Our main concern is not the ineffectiveness of big data for specific scientific problems. Also, our main concern is not for the numerous projects where big data seems to introduce significant false-positive results and potentially misleading discoveries (e.g., Cancer and chemotherapy are associated with a reduced Alzheimer’s risk [10]). Of course, specific projects may really need to collect big data to achieve the goals and to enable discoveries; our main concern here is not evaluating the need for big data in individual projects.

Overall, we are concerned that the big data paradigm has taken a whole generation of science and research down the wrong path and given a false sense of progress, in effect, creating a modern-day Maginot Line.

The Maginot Line gave France a false sense of security (since it seems strong and big); Is big data giving us a false sense of security, by assuming we could answer science challenges by looking at big data? The Maginot Line gave France a wrong impression of challenge (see how the German army attacked it); Is big data a real challenge? Big data may not be the challenge.
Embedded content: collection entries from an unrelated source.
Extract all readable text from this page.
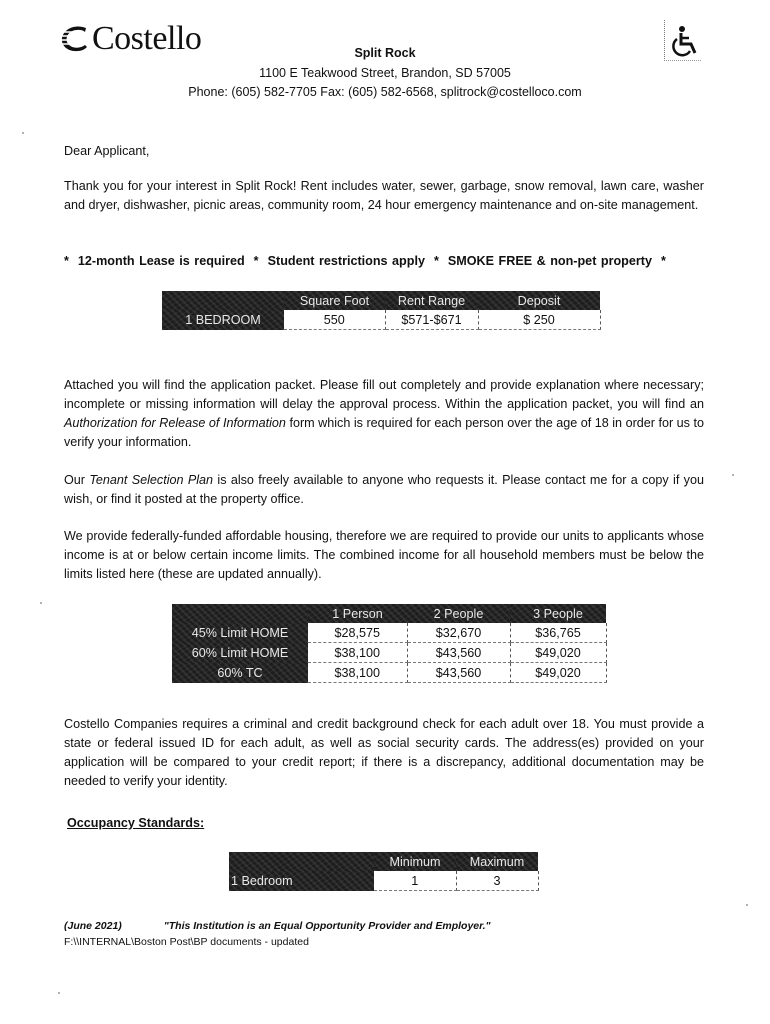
Costello	Split Rock
1100 E Teakwood Street, Brandon, SD 57005
Phone: (605) 582-7705 Fax: (605) 582-6568, splitrock@costelloco.com
Dear Applicant,
Thank you for your interest in Split Rock! Rent includes water, sewer, garbage, snow removal, lawn care, washer and dryer, dishwasher, picnic areas, community room, 24 hour emergency maintenance and on-site management.
*  12-month Lease is required  *  Student restrictions apply  *  SMOKE FREE & non-pet property  *
	Square Foot	Rent Range	Deposit
1 BEDROOM	550	$571-$671	$ 250
Attached you will find the application packet. Please fill out completely and provide explanation where necessary; incomplete or missing information will delay the approval process. Within the application packet, you will find an Authorization for Release of Information form which is required for each person over the age of 18 in order for us to verify your information.
Our Tenant Selection Plan is also freely available to anyone who requests it. Please contact me for a copy if you wish, or find it posted at the property office.
We provide federally-funded affordable housing, therefore we are required to provide our units to applicants whose income is at or below certain income limits. The combined income for all household members must be below the limits listed here (these are updated annually).
	1 Person	2 People	3 People
45% Limit HOME	$28,575	$32,670	$36,765
60% Limit HOME	$38,100	$43,560	$49,020
60% TC	$38,100	$43,560	$49,020
Costello Companies requires a criminal and credit background check for each adult over 18. You must provide a state or federal issued ID for each adult, as well as social security cards. The address(es) provided on your application will be compared to your credit report; if there is a discrepancy, additional documentation may be needed to verify your identity.
Occupancy Standards:
	Minimum	Maximum
1 Bedroom	1	3
(June 2021)	"This Institution is an Equal Opportunity Provider and Employer."
F:\\INTERNAL\Boston Post\BP documents - updated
It is the time we should re-focus on the science challenge, which is the real challenge.

No-boundary thinking

We are proposing No-Boundary Thinking (NBT) to address real scientific challenges and to help science advance. Last year, we introduced the NBT concept [11]. Rather than looking for big data or software tools to provide a connection among researchers of related disciplines, with NBT, the connection will come about by defining scientific problems to address science challenges. There are many problems based on big data approaches: not only is it just ineffective, but also it is disconnecting researchers from understanding the real science challenges. Currently the core of NBT is applying no-boundary thinking in problem defining.
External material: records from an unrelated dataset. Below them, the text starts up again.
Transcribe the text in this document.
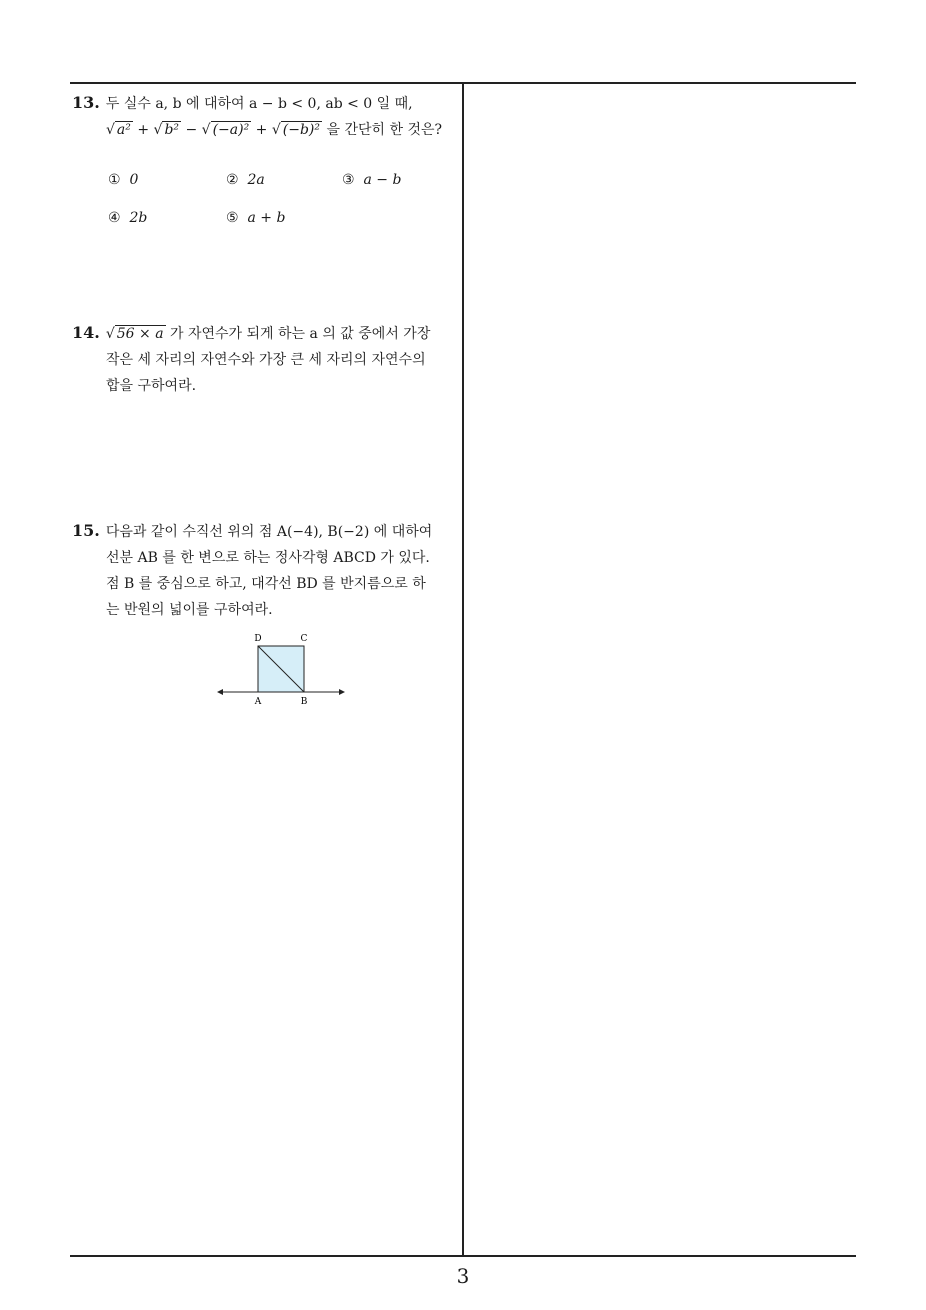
13. 두 실수 a, b 에 대하여 a − b < 0, ab < 0 일 때,
√ a² + √ b² − √ (−a)² + √ (−b)² 을 간단히 한 것은?
① 0	② 2a	③ a − b
④ 2b	⑤ a + b
14. √ 56 × a 가 자연수가 되게 하는 a 의 값 중에서 가장
작은 세 자리의 자연수와 가장 큰 세 자리의 자연수의
합을 구하여라.
15. 다음과 같이 수직선 위의 점 A(−4), B(−2) 에 대하여
선분 AB 를 한 변으로 하는 정사각형 ABCD 가 있다.
점 B 를 중심으로 하고, 대각선 BD 를 반지름으로 하
는 반원의 넓이를 구하여라.
D	C
A	B
3
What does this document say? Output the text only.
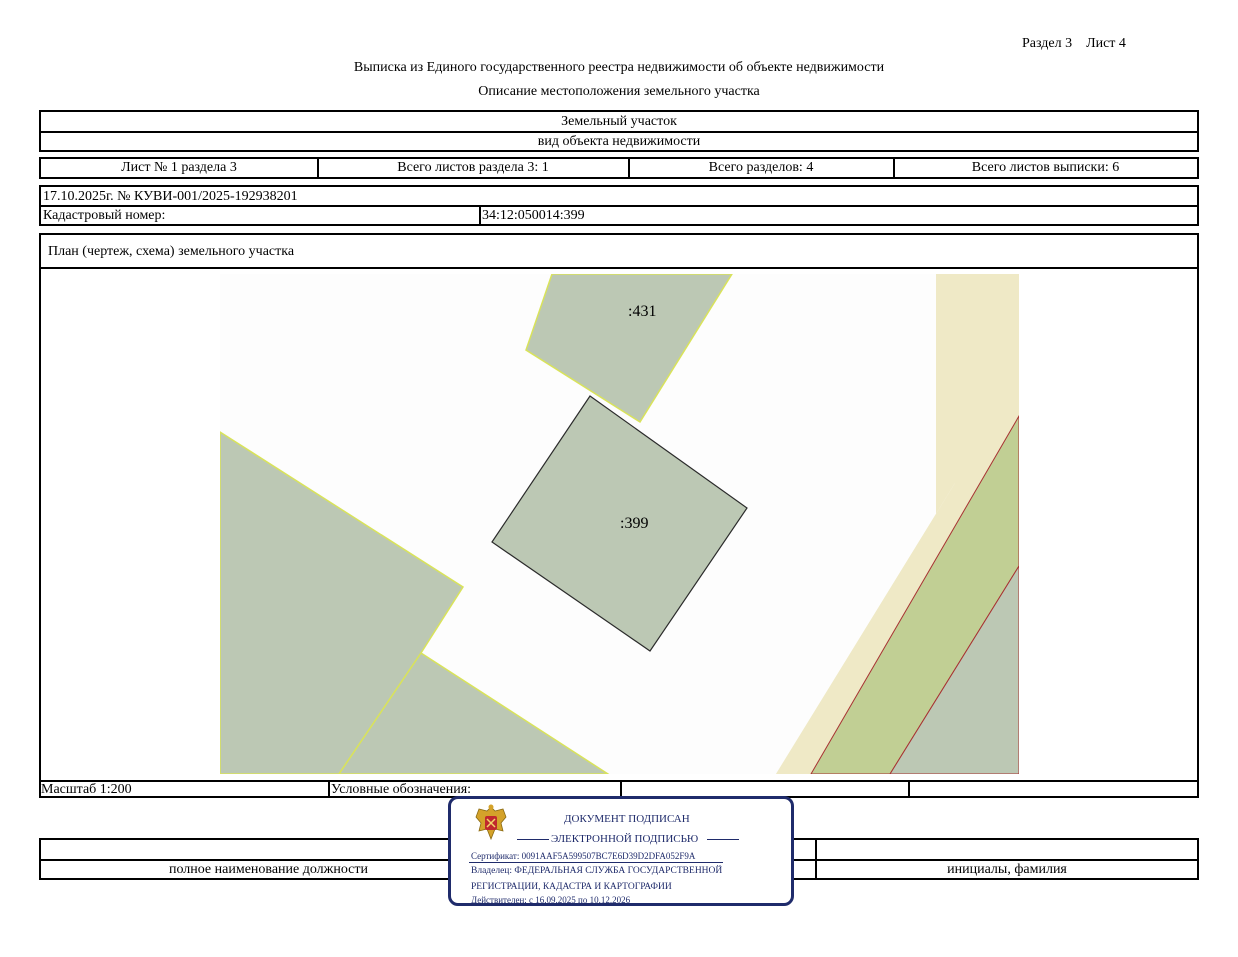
Раздел 3    Лист 4
Выписка из Единого государственного реестра недвижимости об объекте недвижимости
Описание местоположения земельного участка
Земельный участок
вид объекта недвижимости
Лист № 1 раздела 3	Всего листов раздела 3: 1	Всего разделов: 4	Всего листов выписки: 6
17.10.2025г. № КУВИ-001/2025-192938201
Кадастровый номер:	34:12:050014:399
План (чертеж, схема) земельного участка
:431
:399
Масштаб 1:200	Условные обозначения:
полное наименование должности	инициалы, фамилия
ДОКУМЕНТ ПОДПИСАН
ЭЛЕКТРОННОЙ ПОДПИСЬЮ
Сертификат: 0091AAF5A599507BC7E6D39D2DFA052F9A
Владелец: ФЕДЕРАЛЬНАЯ СЛУЖБА ГОСУДАРСТВЕННОЙ
РЕГИСТРАЦИИ, КАДАСТРА И КАРТОГРАФИИ
Действителен: с 16.09.2025 по 10.12.2026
NBT is not just adjusting the starting point from problem solving to problem defining, either. And it is not just starting earlier with interdisciplinary research. NBT is integrating life sciences and the computational and mathematical sciences closely and inseparably through no-boundary thinking. All researchers who bring similar and complementary interests and skills need to be integrated into problem defining as well as solving. NBT is also different from “multidisciplinary” or “transdisciplinary”; it is conceptualized without disciplinary limitations or boundaries (i.e., “discipline-free”). An article that explains these concepts and provides a detailed description of NBT uniqueness is in preparation.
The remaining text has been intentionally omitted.